What is Overnurturing? It's doing too much in a relationship. Giving too much. It's the reverse of how a relationship works best for a woman.Giving is what men are supposed to do. Women are supposed to receive the love, affection and gifts that men give, and then give love and affection back to them. Though many of us have caught onto this, it’s challenging to stop doing what we’ve always done, what we’ve been told is the way to do things, and to fly in the face of the fallout we fear. So I’m going to tackle one little issue – Nurturing.
Nurturing is masculine. If you want to get what he wants to give, stop nurturing your man.
Radical as this sounds, try it. Stop doing. Stop giving. Stop massaging your husband’s feelings. Stop helping your date do the relationship thing and let him flounder until he figures it out. He will.
This whole concept of nurturing is a dilemma for most of us. We think of mothering, nurturing, caring for our young as a feminine aspect of ourselves.
It isn’t.
Nurturing and caring for others may be a female trait – Motherhood is female – but it’s still about action! Nurturing is about doing. Giving. Your energy goes out of you and toward or into someone else. When you give, you are acting from a masculine energy place.
We are so accustomed to the idea of nurturing being feminine, we get confused. We think being loving to our men is nurturing them. Massaging their bodies, minds and spirits. There is nothing wrong with the idea of nurturing – it’s the form our nurturing takes that causes so much difficulty. We are all composed of masculine and feminine (yin and yang) energies. We move through them fluidly at our best, and are stuck in one or the other at our worst.
But most of us are stuck at one extreme or the other. We either give too much all the time and then find ourselves resentful all the time, or we go the other way and make ourselves emotionally unavailable to our dates, our husbands, our boyfriends, and every man we meet.
Too often, our nurturing energies are perceived by men as mothering. Our actions seem intrusive. We seem to be judging them and finding them coming up short – otherwise why would they need taking care of? On the other hand, they love attention. Don’t we all?
To strike some sort of balance when we are all so mightily out of balance, I’m asking you to pull back to zero. To at least imagine pulling back to zero. The baby steps you actually take may seem huge. When you stop doing for your man what he doesn’t need you to do, yet has grown accustomed to your doing, may resent your not doing, and will certainly find himself relieved that you’ve stopped doing, things may get messy before they get better. But they will get better.
This is all about Overfunctioning.
What does Overfunctioning and Overnurturing look like?
You come to the door the moment he gets home and ask him how his day went. You offer to massage his neck, his feet, his back because he looks so tired (even though you’re just as tired.) Or you give your date directions to your house before he asks. And you invite him in and offer him something to eat or drink without even knowing what he has in mind for the evening. You offer to cook him a meal when he’s barely taken you out to a decent restaurant. You offer sex to your husband, without being asked, and even if you’re not in the mood, because you figure you should. You ask him how he feels, and demonstrate concern for his feelings and moods.

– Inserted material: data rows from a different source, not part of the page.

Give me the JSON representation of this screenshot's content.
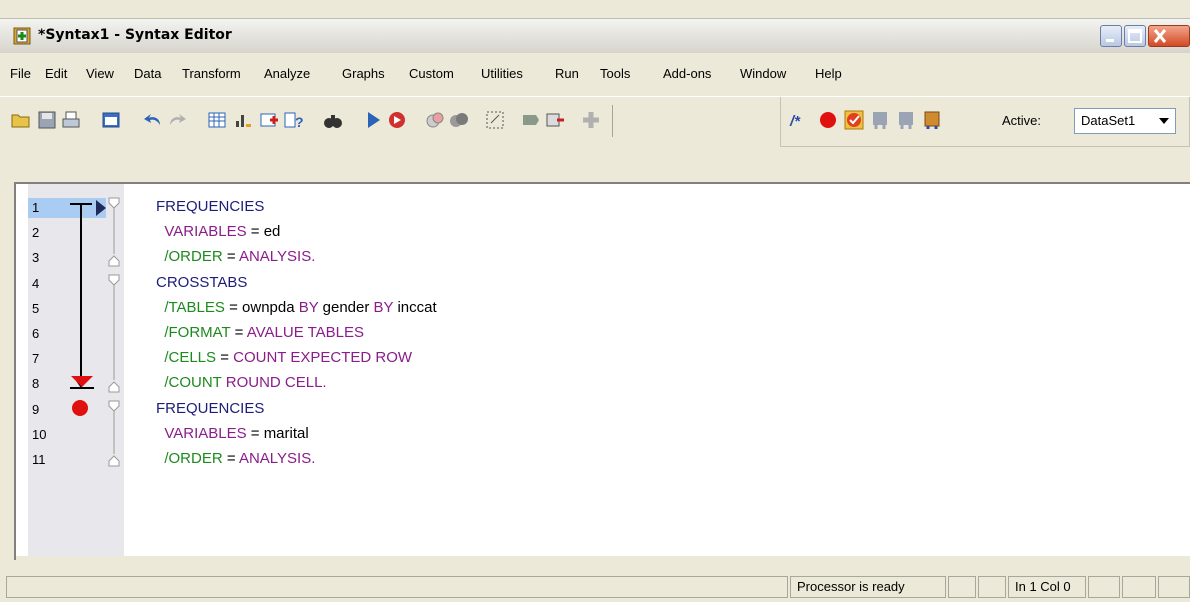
{
  "window": {
    "title": "*Syntax1 - Syntax Editor",
    "minimize_icon": "minimize-icon",
    "maximize_icon": "maximize-icon",
    "close_icon": "close-icon"
  },
  "menu": {
    "items": [
      "File",
      "Edit",
      "View",
      "Data",
      "Transform",
      "Analyze",
      "Graphs",
      "Custom",
      "Utilities",
      "Run",
      "Tools",
      "Add-ons",
      "Window",
      "Help"
    ]
  },
  "toolbar": {
    "active_label": "Active:",
    "dataset_value": "DataSet1"
  },
  "editor": {
    "line_numbers": [
      "1",
      "2",
      "3",
      "4",
      "5",
      "6",
      "7",
      "8",
      "9",
      "10",
      "11"
    ],
    "lines": [
      [
        {
          "t": "FREQUENCIES",
          "c": "kw"
        }
      ],
      [
        {
          "t": "  VARIABLES",
          "c": "val"
        },
        {
          "t": " = ed",
          "c": "plain"
        }
      ],
      [
        {
          "t": "  /ORDER",
          "c": "sub"
        },
        {
          "t": " = ",
          "c": "plain"
        },
        {
          "t": "ANALYSIS.",
          "c": "val"
        }
      ],
      [
        {
          "t": "CROSSTABS",
          "c": "kw"
        }
      ],
      [
        {
          "t": "  /TABLES",
          "c": "sub"
        },
        {
          "t": " = ownpda ",
          "c": "plain"
        },
        {
          "t": "BY",
          "c": "val"
        },
        {
          "t": " gender ",
          "c": "plain"
        },
        {
          "t": "BY",
          "c": "val"
        },
        {
          "t": " inccat",
          "c": "plain"
        }
      ],
      [
        {
          "t": "  /FORMAT",
          "c": "sub"
        },
        {
          "t": " = ",
          "c": "plain"
        },
        {
          "t": "AVALUE TABLES",
          "c": "val"
        }
      ],
      [
        {
          "t": "  /CELLS",
          "c": "sub"
        },
        {
          "t": " = ",
          "c": "plain"
        },
        {
          "t": "COUNT EXPECTED ROW",
          "c": "val"
        }
      ],
      [
        {
          "t": "  /COUNT",
          "c": "sub"
        },
        {
          "t": " ",
          "c": "plain"
        },
        {
          "t": "ROUND CELL.",
          "c": "val"
        }
      ],
      [
        {
          "t": "FREQUENCIES",
          "c": "kw"
        }
      ],
      [
        {
          "t": "  VARIABLES",
          "c": "val"
        },
        {
          "t": " = marital",
          "c": "plain"
        }
      ],
      [
        {
          "t": "  /ORDER",
          "c": "sub"
        },
        {
          "t": " = ",
          "c": "plain"
        },
        {
          "t": "ANALYSIS.",
          "c": "val"
        }
      ]
    ]
  },
  "status": {
    "processor": "Processor is ready",
    "position": "In 1 Col 0"
  },
  "colors": {
    "keyword": "#1d1d78",
    "subcommand": "#1d8a1d",
    "value": "#8a1d8a",
    "breakpoint": "#e01010",
    "current_line": "#aaccf2"
  }
}
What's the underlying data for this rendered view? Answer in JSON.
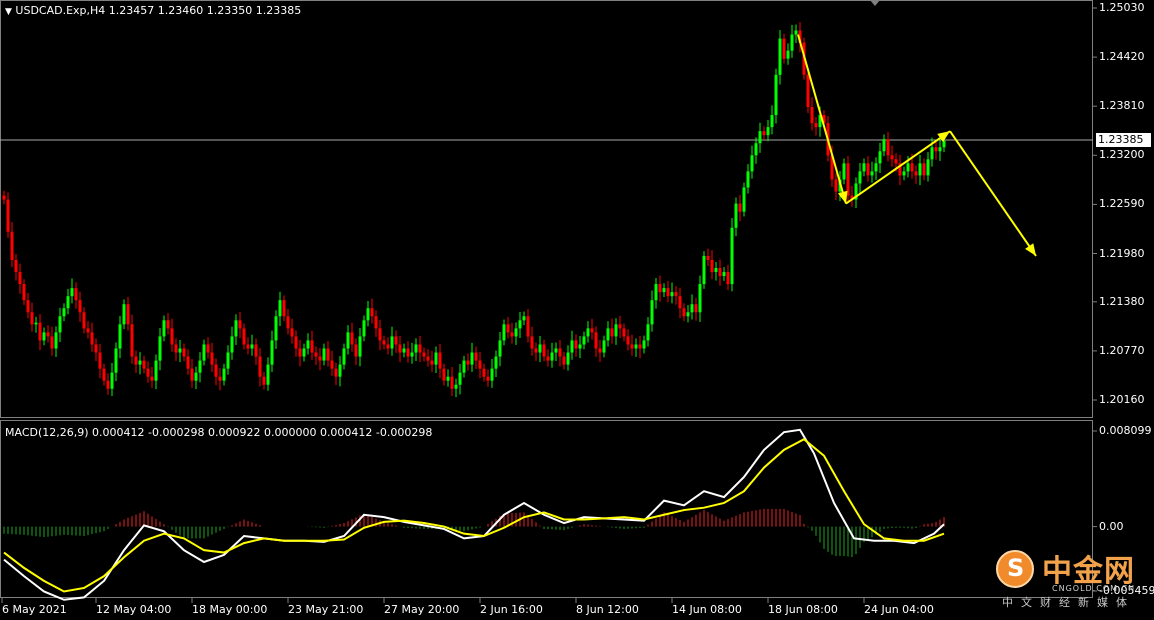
{
  "header": {
    "text": "USDCAD.Exp,H4  1.23457 1.23460 1.23350 1.23385",
    "menu_icon": "triangle-down-icon"
  },
  "macd_header": "MACD(12,26,9) 0.000412 -0.000298 0.000922 0.000000 0.000412 -0.000298",
  "price_axis": [
    "1.25030",
    "1.24420",
    "1.23810",
    "1.23200",
    "1.22590",
    "1.21980",
    "1.21380",
    "1.20770",
    "1.20160"
  ],
  "current_price": "1.23385",
  "macd_axis": [
    "0.008099",
    "0.00",
    "-0.005459"
  ],
  "time_axis": [
    "6 May 2021",
    "12 May 04:00",
    "18 May 00:00",
    "23 May 21:00",
    "27 May 20:00",
    "2 Jun 16:00",
    "8 Jun 12:00",
    "14 Jun 08:00",
    "18 Jun 08:00",
    "24 Jun 04:00"
  ],
  "watermark": {
    "name": "中金网",
    "url": "CNGOLD.COM.CN",
    "subtitle": "中文财经新媒体",
    "logo_char": "S"
  },
  "colors": {
    "bull": "#00ff00",
    "bear": "#ff0000",
    "annotation": "#ffff00",
    "macd_line": "#ffffff",
    "signal_line": "#ffff00",
    "hist_positive": "#8b0000",
    "hist_negative": "#006400"
  },
  "chart_data": {
    "type": "candlestick",
    "symbol": "USDCAD.Exp",
    "timeframe": "H4",
    "ohlc_current": {
      "open": 1.23457,
      "high": 1.2346,
      "low": 1.2335,
      "close": 1.23385
    },
    "ylim": [
      1.1985,
      1.2515
    ],
    "close_path": [
      [
        0,
        1.2265
      ],
      [
        4,
        1.2225
      ],
      [
        8,
        1.219
      ],
      [
        12,
        1.2175
      ],
      [
        16,
        1.216
      ],
      [
        20,
        1.214
      ],
      [
        24,
        1.2125
      ],
      [
        28,
        1.211
      ],
      [
        32,
        1.2112
      ],
      [
        36,
        1.209
      ],
      [
        40,
        1.21
      ],
      [
        44,
        1.2095
      ],
      [
        48,
        1.208
      ],
      [
        52,
        1.21
      ],
      [
        56,
        1.212
      ],
      [
        60,
        1.213
      ],
      [
        64,
        1.2145
      ],
      [
        68,
        1.2155
      ],
      [
        72,
        1.214
      ],
      [
        76,
        1.2125
      ],
      [
        80,
        1.2105
      ],
      [
        84,
        1.21
      ],
      [
        88,
        1.2085
      ],
      [
        92,
        1.2075
      ],
      [
        96,
        1.2055
      ],
      [
        100,
        1.204
      ],
      [
        104,
        1.203
      ],
      [
        108,
        1.205
      ],
      [
        112,
        1.208
      ],
      [
        116,
        1.211
      ],
      [
        120,
        1.2135
      ],
      [
        124,
        1.211
      ],
      [
        128,
        1.207
      ],
      [
        132,
        1.206
      ],
      [
        136,
        1.2065
      ],
      [
        140,
        1.2055
      ],
      [
        144,
        1.2045
      ],
      [
        148,
        1.204
      ],
      [
        152,
        1.2065
      ],
      [
        156,
        1.2095
      ],
      [
        160,
        1.2115
      ],
      [
        164,
        1.2105
      ],
      [
        168,
        1.2085
      ],
      [
        172,
        1.2075
      ],
      [
        176,
        1.208
      ],
      [
        180,
        1.207
      ],
      [
        184,
        1.2055
      ],
      [
        188,
        1.204
      ],
      [
        192,
        1.205
      ],
      [
        196,
        1.2065
      ],
      [
        200,
        1.2085
      ],
      [
        204,
        1.2075
      ],
      [
        208,
        1.206
      ],
      [
        212,
        1.2045
      ],
      [
        216,
        1.204
      ],
      [
        220,
        1.2055
      ],
      [
        224,
        1.2075
      ],
      [
        228,
        1.2095
      ],
      [
        232,
        1.2115
      ],
      [
        236,
        1.2105
      ],
      [
        240,
        1.2085
      ],
      [
        244,
        1.208
      ],
      [
        248,
        1.2085
      ],
      [
        252,
        1.207
      ],
      [
        256,
        1.2045
      ],
      [
        260,
        1.2035
      ],
      [
        264,
        1.206
      ],
      [
        268,
        1.209
      ],
      [
        272,
        1.212
      ],
      [
        276,
        1.214
      ],
      [
        280,
        1.212
      ],
      [
        284,
        1.2105
      ],
      [
        288,
        1.2095
      ],
      [
        292,
        1.208
      ],
      [
        296,
        1.207
      ],
      [
        300,
        1.208
      ],
      [
        304,
        1.209
      ],
      [
        308,
        1.2075
      ],
      [
        312,
        1.207
      ],
      [
        316,
        1.2065
      ],
      [
        320,
        1.208
      ],
      [
        324,
        1.2065
      ],
      [
        328,
        1.2055
      ],
      [
        332,
        1.2045
      ],
      [
        336,
        1.206
      ],
      [
        340,
        1.208
      ],
      [
        344,
        1.21
      ],
      [
        348,
        1.2085
      ],
      [
        352,
        1.207
      ],
      [
        356,
        1.2095
      ],
      [
        360,
        1.2115
      ],
      [
        364,
        1.213
      ],
      [
        368,
        1.212
      ],
      [
        372,
        1.2105
      ],
      [
        376,
        1.209
      ],
      [
        380,
        1.2085
      ],
      [
        384,
        1.208
      ],
      [
        388,
        1.2095
      ],
      [
        392,
        1.2085
      ],
      [
        396,
        1.2075
      ],
      [
        400,
        1.208
      ],
      [
        404,
        1.207
      ],
      [
        408,
        1.2075
      ],
      [
        412,
        1.2085
      ],
      [
        416,
        1.2075
      ],
      [
        420,
        1.207
      ],
      [
        424,
        1.2065
      ],
      [
        428,
        1.206
      ],
      [
        432,
        1.2075
      ],
      [
        436,
        1.2055
      ],
      [
        440,
        1.204
      ],
      [
        444,
        1.2045
      ],
      [
        448,
        1.203
      ],
      [
        452,
        1.2035
      ],
      [
        456,
        1.205
      ],
      [
        460,
        1.2065
      ],
      [
        464,
        1.206
      ],
      [
        468,
        1.2075
      ],
      [
        472,
        1.2065
      ],
      [
        476,
        1.2055
      ],
      [
        480,
        1.2045
      ],
      [
        484,
        1.204
      ],
      [
        488,
        1.2055
      ],
      [
        492,
        1.207
      ],
      [
        496,
        1.209
      ],
      [
        500,
        1.211
      ],
      [
        504,
        1.21
      ],
      [
        508,
        1.2095
      ],
      [
        512,
        1.2105
      ],
      [
        516,
        1.2115
      ],
      [
        520,
        1.212
      ],
      [
        524,
        1.2095
      ],
      [
        528,
        1.208
      ],
      [
        532,
        1.2075
      ],
      [
        536,
        1.2085
      ],
      [
        540,
        1.207
      ],
      [
        544,
        1.2065
      ],
      [
        548,
        1.2075
      ],
      [
        552,
        1.208
      ],
      [
        556,
        1.207
      ],
      [
        560,
        1.206
      ],
      [
        564,
        1.2075
      ],
      [
        568,
        1.209
      ],
      [
        572,
        1.208
      ],
      [
        576,
        1.2085
      ],
      [
        580,
        1.2095
      ],
      [
        584,
        1.2105
      ],
      [
        588,
        1.21
      ],
      [
        592,
        1.208
      ],
      [
        596,
        1.2075
      ],
      [
        600,
        1.209
      ],
      [
        604,
        1.2105
      ],
      [
        608,
        1.2095
      ],
      [
        612,
        1.211
      ],
      [
        616,
        1.2105
      ],
      [
        620,
        1.2095
      ],
      [
        624,
        1.2085
      ],
      [
        628,
        1.208
      ],
      [
        632,
        1.2085
      ],
      [
        636,
        1.208
      ],
      [
        640,
        1.209
      ],
      [
        644,
        1.211
      ],
      [
        648,
        1.214
      ],
      [
        652,
        1.216
      ],
      [
        656,
        1.215
      ],
      [
        660,
        1.2155
      ],
      [
        664,
        1.2145
      ],
      [
        668,
        1.215
      ],
      [
        672,
        1.2145
      ],
      [
        676,
        1.213
      ],
      [
        680,
        1.212
      ],
      [
        684,
        1.2125
      ],
      [
        688,
        1.2135
      ],
      [
        692,
        1.2125
      ],
      [
        696,
        1.216
      ],
      [
        700,
        1.2195
      ],
      [
        704,
        1.219
      ],
      [
        708,
        1.2175
      ],
      [
        712,
        1.218
      ],
      [
        716,
        1.217
      ],
      [
        720,
        1.2175
      ],
      [
        724,
        1.216
      ],
      [
        728,
        1.223
      ],
      [
        732,
        1.226
      ],
      [
        736,
        1.225
      ],
      [
        740,
        1.228
      ],
      [
        744,
        1.23
      ],
      [
        748,
        1.232
      ],
      [
        752,
        1.2335
      ],
      [
        756,
        1.235
      ],
      [
        760,
        1.2345
      ],
      [
        764,
        1.2355
      ],
      [
        768,
        1.237
      ],
      [
        772,
        1.242
      ],
      [
        776,
        1.2465
      ],
      [
        780,
        1.244
      ],
      [
        784,
        1.245
      ],
      [
        788,
        1.247
      ],
      [
        792,
        1.2475
      ],
      [
        796,
        1.246
      ],
      [
        800,
        1.242
      ],
      [
        804,
        1.238
      ],
      [
        808,
        1.236
      ],
      [
        812,
        1.2355
      ],
      [
        816,
        1.237
      ],
      [
        820,
        1.236
      ],
      [
        824,
        1.232
      ],
      [
        828,
        1.229
      ],
      [
        832,
        1.2275
      ],
      [
        836,
        1.229
      ],
      [
        840,
        1.231
      ],
      [
        844,
        1.227
      ],
      [
        848,
        1.2265
      ],
      [
        852,
        1.2285
      ],
      [
        856,
        1.23
      ],
      [
        860,
        1.231
      ],
      [
        864,
        1.2295
      ],
      [
        868,
        1.23
      ],
      [
        872,
        1.231
      ],
      [
        876,
        1.2325
      ],
      [
        880,
        1.234
      ],
      [
        884,
        1.232
      ],
      [
        888,
        1.2315
      ],
      [
        892,
        1.231
      ],
      [
        896,
        1.2295
      ],
      [
        900,
        1.23
      ],
      [
        904,
        1.231
      ],
      [
        908,
        1.23
      ],
      [
        912,
        1.2295
      ],
      [
        916,
        1.231
      ],
      [
        920,
        1.2295
      ],
      [
        924,
        1.2315
      ],
      [
        928,
        1.233
      ],
      [
        932,
        1.2325
      ],
      [
        936,
        1.233
      ],
      [
        940,
        1.2338
      ]
    ],
    "annotation_arrows": [
      {
        "from": [
          798,
          1.247
        ],
        "to": [
          846,
          1.226
        ]
      },
      {
        "from": [
          846,
          1.226
        ],
        "to": [
          950,
          1.235
        ]
      },
      {
        "from": [
          950,
          1.235
        ],
        "to": [
          1036,
          1.2195
        ]
      }
    ],
    "macd": {
      "ylim": [
        -0.0068,
        0.0082
      ],
      "macd_line": [
        [
          0,
          -0.0028
        ],
        [
          20,
          -0.0042
        ],
        [
          40,
          -0.0055
        ],
        [
          60,
          -0.0062
        ],
        [
          80,
          -0.006
        ],
        [
          100,
          -0.0046
        ],
        [
          120,
          -0.002
        ],
        [
          140,
          0.0001
        ],
        [
          160,
          -0.0004
        ],
        [
          180,
          -0.002
        ],
        [
          200,
          -0.003
        ],
        [
          220,
          -0.0024
        ],
        [
          240,
          -0.0008
        ],
        [
          260,
          -0.001
        ],
        [
          280,
          -0.0012
        ],
        [
          300,
          -0.0012
        ],
        [
          320,
          -0.0013
        ],
        [
          340,
          -0.0008
        ],
        [
          360,
          0.001
        ],
        [
          380,
          0.0008
        ],
        [
          400,
          0.0004
        ],
        [
          420,
          0.0001
        ],
        [
          440,
          -0.0002
        ],
        [
          460,
          -0.001
        ],
        [
          480,
          -0.0008
        ],
        [
          500,
          0.001
        ],
        [
          520,
          0.002
        ],
        [
          540,
          0.001
        ],
        [
          560,
          0.0003
        ],
        [
          580,
          0.0008
        ],
        [
          600,
          0.0007
        ],
        [
          620,
          0.0006
        ],
        [
          640,
          0.0005
        ],
        [
          660,
          0.0022
        ],
        [
          680,
          0.0018
        ],
        [
          700,
          0.003
        ],
        [
          720,
          0.0025
        ],
        [
          740,
          0.0042
        ],
        [
          760,
          0.0065
        ],
        [
          780,
          0.008
        ],
        [
          796,
          0.0082
        ],
        [
          810,
          0.0062
        ],
        [
          830,
          0.002
        ],
        [
          850,
          -0.001
        ],
        [
          870,
          -0.0012
        ],
        [
          890,
          -0.0012
        ],
        [
          910,
          -0.0014
        ],
        [
          930,
          -0.0006
        ],
        [
          940,
          0.0002
        ]
      ],
      "signal_line": [
        [
          0,
          -0.0022
        ],
        [
          20,
          -0.0035
        ],
        [
          40,
          -0.0046
        ],
        [
          60,
          -0.0055
        ],
        [
          80,
          -0.0052
        ],
        [
          100,
          -0.0042
        ],
        [
          120,
          -0.0026
        ],
        [
          140,
          -0.0012
        ],
        [
          160,
          -0.0006
        ],
        [
          180,
          -0.001
        ],
        [
          200,
          -0.002
        ],
        [
          220,
          -0.0022
        ],
        [
          240,
          -0.0014
        ],
        [
          260,
          -0.001
        ],
        [
          280,
          -0.0012
        ],
        [
          300,
          -0.0012
        ],
        [
          320,
          -0.0012
        ],
        [
          340,
          -0.0011
        ],
        [
          360,
          -0.0001
        ],
        [
          380,
          0.0004
        ],
        [
          400,
          0.0005
        ],
        [
          420,
          0.0003
        ],
        [
          440,
          0.0
        ],
        [
          460,
          -0.0006
        ],
        [
          480,
          -0.0008
        ],
        [
          500,
          -0.0001
        ],
        [
          520,
          0.0008
        ],
        [
          540,
          0.0012
        ],
        [
          560,
          0.0006
        ],
        [
          580,
          0.0006
        ],
        [
          600,
          0.0007
        ],
        [
          620,
          0.0008
        ],
        [
          640,
          0.0006
        ],
        [
          660,
          0.001
        ],
        [
          680,
          0.0014
        ],
        [
          700,
          0.0016
        ],
        [
          720,
          0.002
        ],
        [
          740,
          0.003
        ],
        [
          760,
          0.005
        ],
        [
          780,
          0.0065
        ],
        [
          800,
          0.0074
        ],
        [
          820,
          0.006
        ],
        [
          840,
          0.003
        ],
        [
          860,
          0.0002
        ],
        [
          880,
          -0.001
        ],
        [
          900,
          -0.0012
        ],
        [
          920,
          -0.0012
        ],
        [
          940,
          -0.0006
        ]
      ]
    },
    "xlabel": "",
    "ylabel": ""
  }
}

This sounds nurturing, but it’s not. It’s mothering. Nurturing a grown-up is giving him what he wants, not what you think he needs. Nurturing a grown-up is not tolerating what you don’t want. Not tolerating him treating himself badly or carelessly if it’s damaging to you or his relationship with you – this means smoking, eating badly, not working, never leaving the house.
And you do it not by telling him what he needs to do and helping him do it, but by telling him how angry it makes you feel when it’s happening. Or telling him how good it feels when he does something that makes you happy. Let him figure out how to take responsibility for making you and the relationship happy – on his end of it.
This is feminine energy – the expression of honest-to-goodness feelings. All the caretaking and fixing and doing and massaging and concern is masculine energy in action, and it will get you nowhere near what you want.
Try it the feminine way. Stop nurturing a grown-up man, and start expressing your feelings moment by moment. The first time is scary – but then, you’ll see – you’ll wonder how you ever loved any other way.